Electronic – High current, slow turn-on, low ripple power supply

high-currentpower supply

I am a hobbyist and I'm trying to make a power supply that withstands a few amps load, that also has a slow turn-on and low ripple. I'm powering up an ESP32-Cam that's pretty sensitive to ripple and voltage drops, so after scavenging the internet for circuits and some documentation, this is what I came up with:

Schematic

Is this schematic going to work?

C2, C4 and C8 are tantalum caps, would that help with ripple?

Are the transistors properly wired?

I have seen some schematics with and without low 0.1ohm resistors coming out from the emitter

What is the reason of those resistors?

Should I add them?

I don't have proper knowledge on electronics, so any help or guidance would be highly appreciated!
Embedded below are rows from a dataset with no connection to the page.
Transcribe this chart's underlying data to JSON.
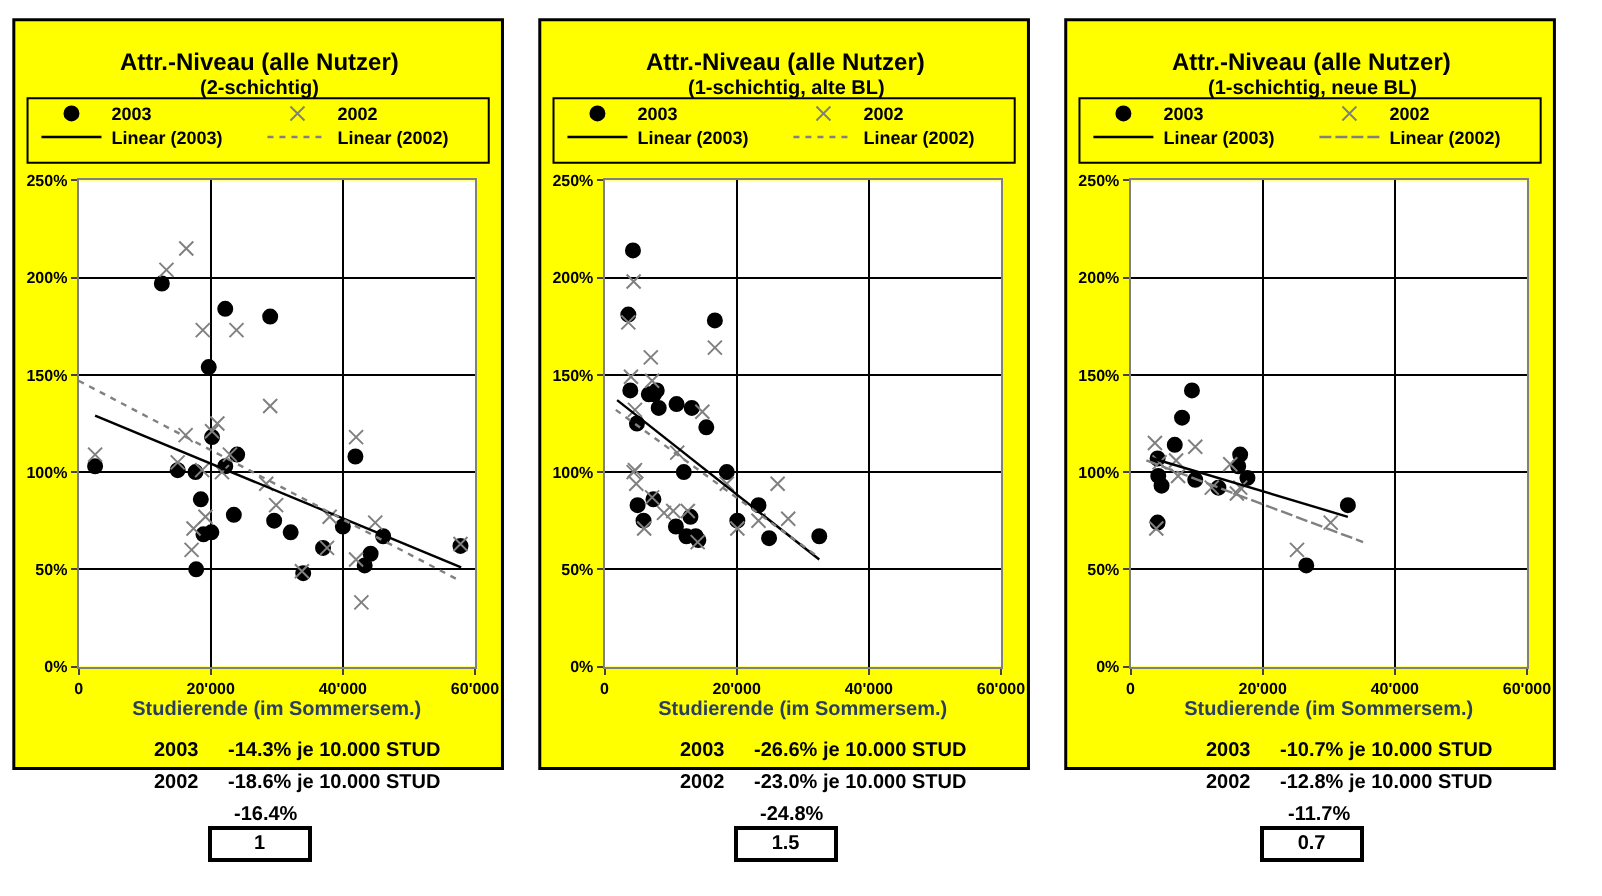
{
  "chart_data": [
    {
      "type": "scatter",
      "title": "Attr.-Niveau (alle Nutzer)",
      "subtitle": "(2-schichtig)",
      "xlabel": "Studierende (im Sommersem.)",
      "xlim": [
        0,
        60000
      ],
      "xticks": [
        {
          "value": 0,
          "label": "0"
        },
        {
          "value": 20000,
          "label": "20'000"
        },
        {
          "value": 40000,
          "label": "40'000"
        },
        {
          "value": 60000,
          "label": "60'000"
        }
      ],
      "ylim": [
        0,
        250
      ],
      "yticks": [
        {
          "value": 0,
          "label": "0%"
        },
        {
          "value": 50,
          "label": "50%"
        },
        {
          "value": 100,
          "label": "100%"
        },
        {
          "value": 150,
          "label": "150%"
        },
        {
          "value": 200,
          "label": "200%"
        },
        {
          "value": 250,
          "label": "250%"
        }
      ],
      "grid": true,
      "legend": "top",
      "annotations": [
        "2003",
        "-14.3% je 10.000 STUD",
        "2002",
        "-18.6% je 10.000 STUD",
        "-16.4%",
        "1"
      ],
      "series": [
        {
          "name": "2003",
          "type": "scatter",
          "color": "#000000",
          "marker": "circle",
          "x": [
            2500,
            12600,
            22200,
            29000,
            19700,
            20200,
            24000,
            22200,
            15000,
            17700,
            18500,
            23500,
            18900,
            20100,
            17800,
            29600,
            32100,
            34000,
            37000,
            40000,
            41900,
            46100,
            44200,
            43300,
            57800
          ],
          "values": [
            103,
            197,
            184,
            180,
            154,
            118,
            109,
            103,
            101,
            100,
            86,
            78,
            68,
            69,
            50,
            75,
            69,
            48,
            61,
            72,
            108,
            67,
            58,
            52,
            62
          ]
        },
        {
          "name": "2002",
          "type": "scatter",
          "color": "#808080",
          "marker": "cross",
          "x": [
            2500,
            13300,
            16300,
            18800,
            23900,
            29000,
            21000,
            16200,
            20200,
            15000,
            18700,
            21700,
            22900,
            19200,
            17400,
            17100,
            28400,
            29900,
            38000,
            37600,
            42000,
            44900,
            42000,
            42800,
            57800,
            33800
          ],
          "values": [
            109,
            204,
            215,
            173,
            173,
            134,
            125,
            119,
            121,
            105,
            101,
            100,
            109,
            77,
            71,
            60,
            94,
            83,
            77,
            61,
            118,
            74,
            55,
            33,
            63,
            49
          ]
        },
        {
          "name": "Linear (2003)",
          "type": "line",
          "color": "#000000",
          "line_style": "solid",
          "marker": "none",
          "x": [
            2500,
            57900
          ],
          "values": [
            129,
            51
          ]
        },
        {
          "name": "Linear (2002)",
          "type": "line",
          "color": "#808080",
          "line_style": "dotted",
          "marker": "none",
          "x": [
            0,
            57200
          ],
          "values": [
            147,
            45
          ]
        }
      ]
    },
    {
      "type": "scatter",
      "title": "Attr.-Niveau (alle Nutzer)",
      "subtitle": "(1-schichtig, alte BL)",
      "xlabel": "Studierende (im Sommersem.)",
      "xlim": [
        0,
        60000
      ],
      "xticks": [
        {
          "value": 0,
          "label": "0"
        },
        {
          "value": 20000,
          "label": "20'000"
        },
        {
          "value": 40000,
          "label": "40'000"
        },
        {
          "value": 60000,
          "label": "60'000"
        }
      ],
      "ylim": [
        0,
        250
      ],
      "yticks": [
        {
          "value": 0,
          "label": "0%"
        },
        {
          "value": 50,
          "label": "50%"
        },
        {
          "value": 100,
          "label": "100%"
        },
        {
          "value": 150,
          "label": "150%"
        },
        {
          "value": 200,
          "label": "200%"
        },
        {
          "value": 250,
          "label": "250%"
        }
      ],
      "grid": true,
      "legend": "top",
      "annotations": [
        "2003",
        "-26.6% je 10.000 STUD",
        "2002",
        "-23.0% je 10.000 STUD",
        "-24.8%",
        "1.5"
      ],
      "series": [
        {
          "name": "2003",
          "type": "scatter",
          "color": "#000000",
          "marker": "circle",
          "x": [
            4300,
            3600,
            3900,
            4900,
            6700,
            7900,
            7500,
            8200,
            10900,
            13200,
            16700,
            15400,
            12000,
            18500,
            5000,
            5900,
            10800,
            13000,
            12400,
            13800,
            14200,
            20100,
            23300,
            24900,
            32500,
            7400
          ],
          "values": [
            214,
            181,
            142,
            125,
            140,
            142,
            140,
            133,
            135,
            133,
            178,
            123,
            100,
            100,
            83,
            75,
            72,
            77,
            67,
            67,
            65,
            75,
            83,
            66,
            67,
            86
          ]
        },
        {
          "name": "2002",
          "type": "scatter",
          "color": "#808080",
          "marker": "cross",
          "x": [
            4400,
            3600,
            7000,
            4000,
            7200,
            4600,
            14800,
            16700,
            11000,
            4600,
            4400,
            4800,
            18500,
            26200,
            27800,
            23300,
            20100,
            6000,
            9000,
            10400,
            12600,
            14100,
            7200
          ],
          "values": [
            198,
            177,
            159,
            149,
            147,
            132,
            131,
            164,
            110,
            101,
            100,
            94,
            94,
            94,
            76,
            75,
            71,
            71,
            79,
            80,
            80,
            64,
            87
          ]
        },
        {
          "name": "Linear (2003)",
          "type": "line",
          "color": "#000000",
          "line_style": "solid",
          "marker": "none",
          "x": [
            1900,
            32500
          ],
          "values": [
            137,
            55
          ]
        },
        {
          "name": "Linear (2002)",
          "type": "line",
          "color": "#808080",
          "line_style": "dotted",
          "marker": "none",
          "x": [
            1700,
            32500
          ],
          "values": [
            132,
            56
          ]
        }
      ]
    },
    {
      "type": "scatter",
      "title": "Attr.-Niveau (alle Nutzer)",
      "subtitle": "(1-schichtig, neue BL)",
      "xlabel": "Studierende (im Sommersem.)",
      "xlim": [
        0,
        60000
      ],
      "xticks": [
        {
          "value": 0,
          "label": "0"
        },
        {
          "value": 20000,
          "label": "20'000"
        },
        {
          "value": 40000,
          "label": "40'000"
        },
        {
          "value": 60000,
          "label": "60'000"
        }
      ],
      "ylim": [
        0,
        250
      ],
      "yticks": [
        {
          "value": 0,
          "label": "0%"
        },
        {
          "value": 50,
          "label": "50%"
        },
        {
          "value": 100,
          "label": "100%"
        },
        {
          "value": 150,
          "label": "150%"
        },
        {
          "value": 200,
          "label": "200%"
        },
        {
          "value": 250,
          "label": "250%"
        }
      ],
      "grid": true,
      "legend": "top",
      "annotations": [
        "2003",
        "-10.7% je 10.000 STUD",
        "2002",
        "-12.8% je 10.000 STUD",
        "-11.7%",
        "0.7"
      ],
      "series": [
        {
          "name": "2003",
          "type": "scatter",
          "color": "#000000",
          "marker": "circle",
          "x": [
            9300,
            7800,
            6700,
            4100,
            4200,
            4700,
            4100,
            9800,
            13300,
            16600,
            16300,
            17700,
            32900,
            26600
          ],
          "values": [
            142,
            128,
            114,
            107,
            98,
            93,
            74,
            96,
            92,
            109,
            103,
            97,
            83,
            52
          ]
        },
        {
          "name": "2002",
          "type": "scatter",
          "color": "#808080",
          "marker": "cross",
          "x": [
            3700,
            9800,
            3900,
            4400,
            6900,
            7200,
            12300,
            15100,
            16100,
            16600,
            25200,
            30300
          ],
          "values": [
            115,
            113,
            71,
            105,
            106,
            98,
            92,
            104,
            89,
            92,
            60,
            74
          ]
        },
        {
          "name": "Linear (2003)",
          "type": "line",
          "color": "#000000",
          "line_style": "solid",
          "marker": "none",
          "x": [
            3400,
            32900
          ],
          "values": [
            107,
            77
          ]
        },
        {
          "name": "Linear (2002)",
          "type": "line",
          "color": "#808080",
          "line_style": "dashed",
          "marker": "none",
          "x": [
            2400,
            35200
          ],
          "values": [
            106,
            64
          ]
        }
      ]
    }
  ]
}
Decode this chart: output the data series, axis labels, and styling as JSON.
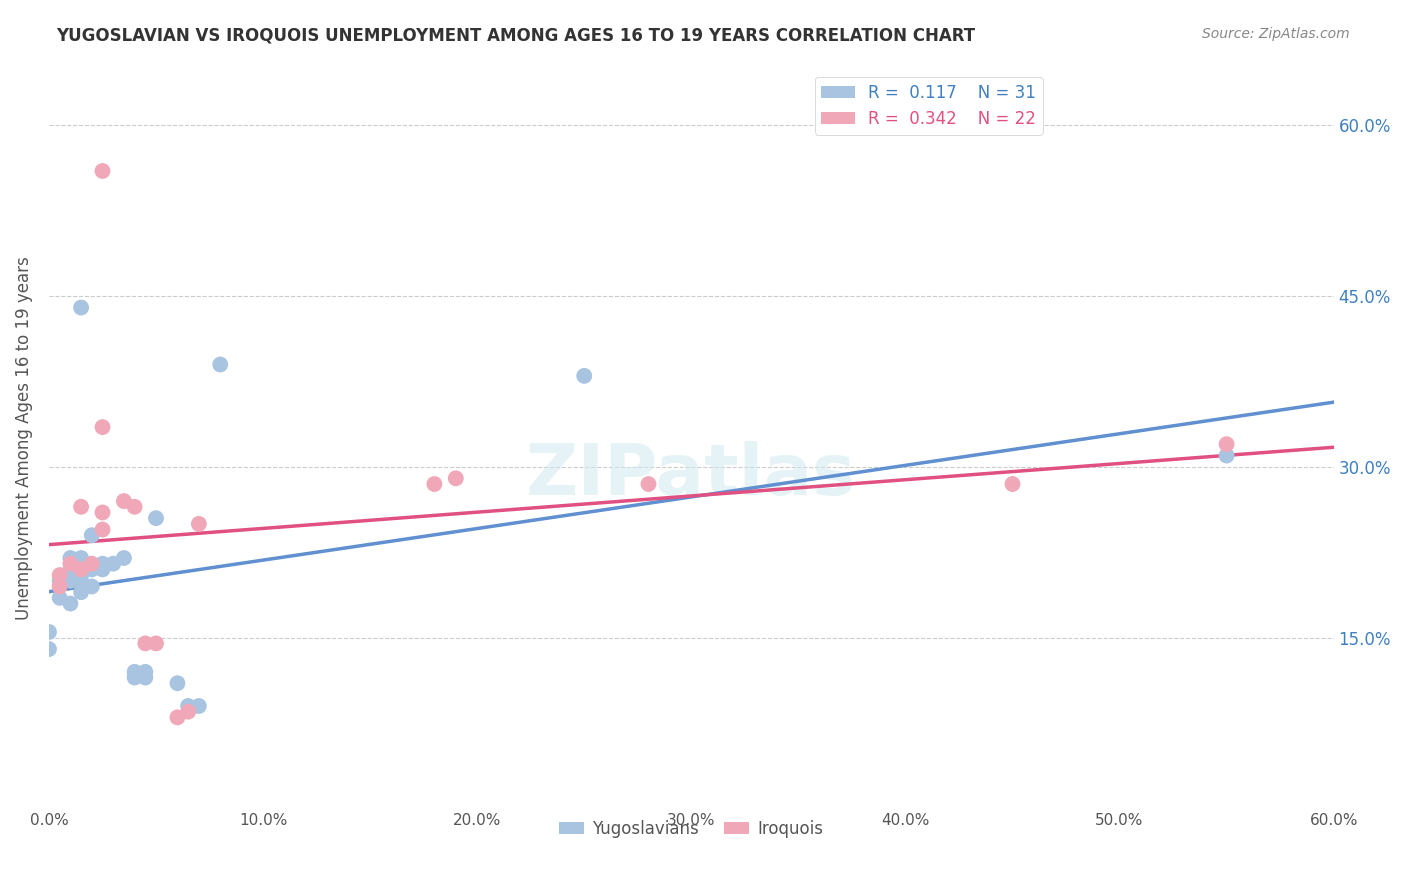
{
  "title": "YUGOSLAVIAN VS IROQUOIS UNEMPLOYMENT AMONG AGES 16 TO 19 YEARS CORRELATION CHART",
  "source": "Source: ZipAtlas.com",
  "ylabel": "Unemployment Among Ages 16 to 19 years",
  "y_ticks": [
    "15.0%",
    "30.0%",
    "45.0%",
    "60.0%"
  ],
  "y_tick_vals": [
    0.15,
    0.3,
    0.45,
    0.6
  ],
  "x_tick_vals": [
    0.0,
    0.1,
    0.2,
    0.3,
    0.4,
    0.5,
    0.6
  ],
  "xlim": [
    0.0,
    0.6
  ],
  "ylim": [
    0.0,
    0.65
  ],
  "legend_r1": "R =  0.117",
  "legend_n1": "N = 31",
  "legend_r2": "R =  0.342",
  "legend_n2": "N = 22",
  "color_blue": "#a8c4e0",
  "color_pink": "#f0a8b8",
  "color_blue_text": "#4080c0",
  "color_pink_text": "#e05080",
  "color_line_blue": "#6090d0",
  "color_line_pink": "#e05080",
  "color_line_blue_dash": "#90b8e0",
  "watermark": "ZIPatlas",
  "yug_points": [
    [
      0.0,
      0.14
    ],
    [
      0.0,
      0.155
    ],
    [
      0.005,
      0.185
    ],
    [
      0.005,
      0.2
    ],
    [
      0.01,
      0.18
    ],
    [
      0.01,
      0.2
    ],
    [
      0.01,
      0.21
    ],
    [
      0.01,
      0.22
    ],
    [
      0.015,
      0.19
    ],
    [
      0.015,
      0.2
    ],
    [
      0.015,
      0.205
    ],
    [
      0.015,
      0.22
    ],
    [
      0.02,
      0.195
    ],
    [
      0.02,
      0.21
    ],
    [
      0.02,
      0.24
    ],
    [
      0.025,
      0.21
    ],
    [
      0.025,
      0.215
    ],
    [
      0.03,
      0.215
    ],
    [
      0.035,
      0.22
    ],
    [
      0.04,
      0.115
    ],
    [
      0.04,
      0.12
    ],
    [
      0.045,
      0.115
    ],
    [
      0.045,
      0.12
    ],
    [
      0.06,
      0.11
    ],
    [
      0.065,
      0.09
    ],
    [
      0.07,
      0.09
    ],
    [
      0.05,
      0.255
    ],
    [
      0.08,
      0.39
    ],
    [
      0.015,
      0.44
    ],
    [
      0.25,
      0.38
    ],
    [
      0.55,
      0.31
    ]
  ],
  "iro_points": [
    [
      0.005,
      0.195
    ],
    [
      0.005,
      0.205
    ],
    [
      0.01,
      0.215
    ],
    [
      0.015,
      0.21
    ],
    [
      0.02,
      0.215
    ],
    [
      0.025,
      0.245
    ],
    [
      0.025,
      0.26
    ],
    [
      0.035,
      0.27
    ],
    [
      0.04,
      0.265
    ],
    [
      0.045,
      0.145
    ],
    [
      0.05,
      0.145
    ],
    [
      0.06,
      0.08
    ],
    [
      0.065,
      0.085
    ],
    [
      0.07,
      0.25
    ],
    [
      0.18,
      0.285
    ],
    [
      0.19,
      0.29
    ],
    [
      0.28,
      0.285
    ],
    [
      0.45,
      0.285
    ],
    [
      0.55,
      0.32
    ],
    [
      0.025,
      0.335
    ],
    [
      0.025,
      0.56
    ],
    [
      0.015,
      0.265
    ]
  ]
}
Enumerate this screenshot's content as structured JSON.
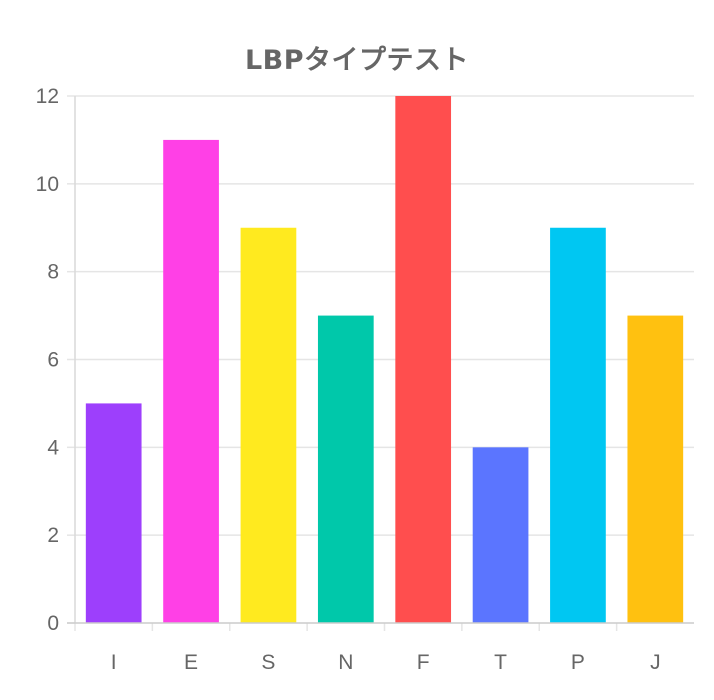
{
  "chart_data": {
    "type": "bar",
    "title": "LBPタイプテスト",
    "categories": [
      "I",
      "E",
      "S",
      "N",
      "F",
      "T",
      "P",
      "J"
    ],
    "values": [
      5,
      11,
      9,
      7,
      12,
      4,
      9,
      7
    ],
    "colors": [
      "#9d3ffc",
      "#ff40e6",
      "#ffea1f",
      "#00c8aa",
      "#ff4e4e",
      "#5b75ff",
      "#00c7f2",
      "#ffc110"
    ],
    "xlabel": "",
    "ylabel": "",
    "ylim": [
      0,
      12
    ],
    "yticks": [
      "0",
      "2",
      "4",
      "6",
      "8",
      "10",
      "12"
    ],
    "grid": true,
    "legend": "none"
  }
}
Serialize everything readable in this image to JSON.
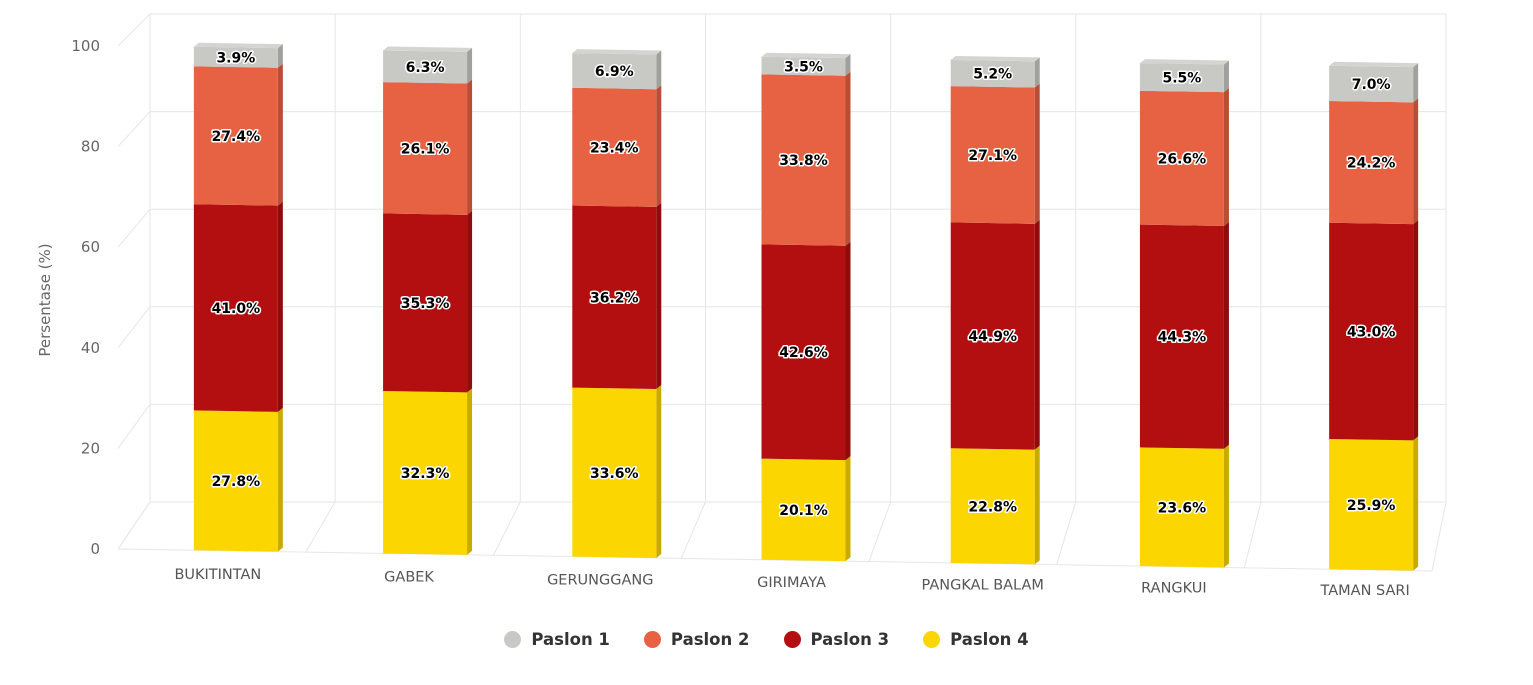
{
  "chart_data": {
    "type": "bar",
    "stacked": true,
    "percent": true,
    "three_d": true,
    "title": "",
    "xlabel": "",
    "ylabel": "Persentase (%)",
    "ylim": [
      0,
      100
    ],
    "yticks": [
      "0",
      "20",
      "40",
      "60",
      "80",
      "100"
    ],
    "grid": true,
    "legend_position": "bottom-center",
    "categories": [
      "BUKITINTAN",
      "GABEK",
      "GERUNGGANG",
      "GIRIMAYA",
      "PANGKAL BALAM",
      "RANGKUI",
      "TAMAN SARI"
    ],
    "series": [
      {
        "name": "Paslon 1",
        "color": "#c8c8c4",
        "values": [
          3.9,
          6.3,
          6.9,
          3.5,
          5.2,
          5.5,
          7.0
        ],
        "labels": [
          "3.9%",
          "6.3%",
          "6.9%",
          "3.5%",
          "5.2%",
          "5.5%",
          "7.0%"
        ]
      },
      {
        "name": "Paslon 2",
        "color": "#e66242",
        "values": [
          27.4,
          26.1,
          23.4,
          33.8,
          27.1,
          26.6,
          24.2
        ],
        "labels": [
          "27.4%",
          "26.1%",
          "23.4%",
          "33.8%",
          "27.1%",
          "26.6%",
          "24.2%"
        ]
      },
      {
        "name": "Paslon 3",
        "color": "#b30f10",
        "values": [
          41.0,
          35.3,
          36.2,
          42.6,
          44.9,
          44.3,
          43.0
        ],
        "labels": [
          "41.0%",
          "35.3%",
          "36.2%",
          "42.6%",
          "44.9%",
          "44.3%",
          "43.0%"
        ]
      },
      {
        "name": "Paslon 4",
        "color": "#fbd600",
        "values": [
          27.8,
          32.3,
          33.6,
          20.1,
          22.8,
          23.6,
          25.9
        ],
        "labels": [
          "27.8%",
          "32.3%",
          "33.6%",
          "20.1%",
          "22.8%",
          "23.6%",
          "25.9%"
        ]
      }
    ]
  }
}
Thanks!

Best Answer

  • Yes it most likely work.

  • It doesn't make much difference in linear power supplies because you don't have much of ripple at the input. tantalum capacitors usually used for switching power supplies, where ESR matters.

  • The resistor on the emitter is to match the transistors. it's called fixed bias which you can read more about in here. and for this design you don't need it.

As a hobbyist who is also in the process of building a power supply based on LM317, I'll share some of my experiences:

Lab PSU, PCB design

If you are going to draw more than 1 A from the supply and as you mentioned for cam which is going to run 24/7, using linear power supply is really wasting energy and money.

I suggest that you use a switching power supply with high frequency and design a filter for it's output to reduce the ripple to minimum. and that is going to be another question.


Edit:

If you want to draw only few mA, you can simplify your circuit and remove the bypass transistor. LM317 can provide up to 1.5 A, just make sure it's installed on a proper heatsink.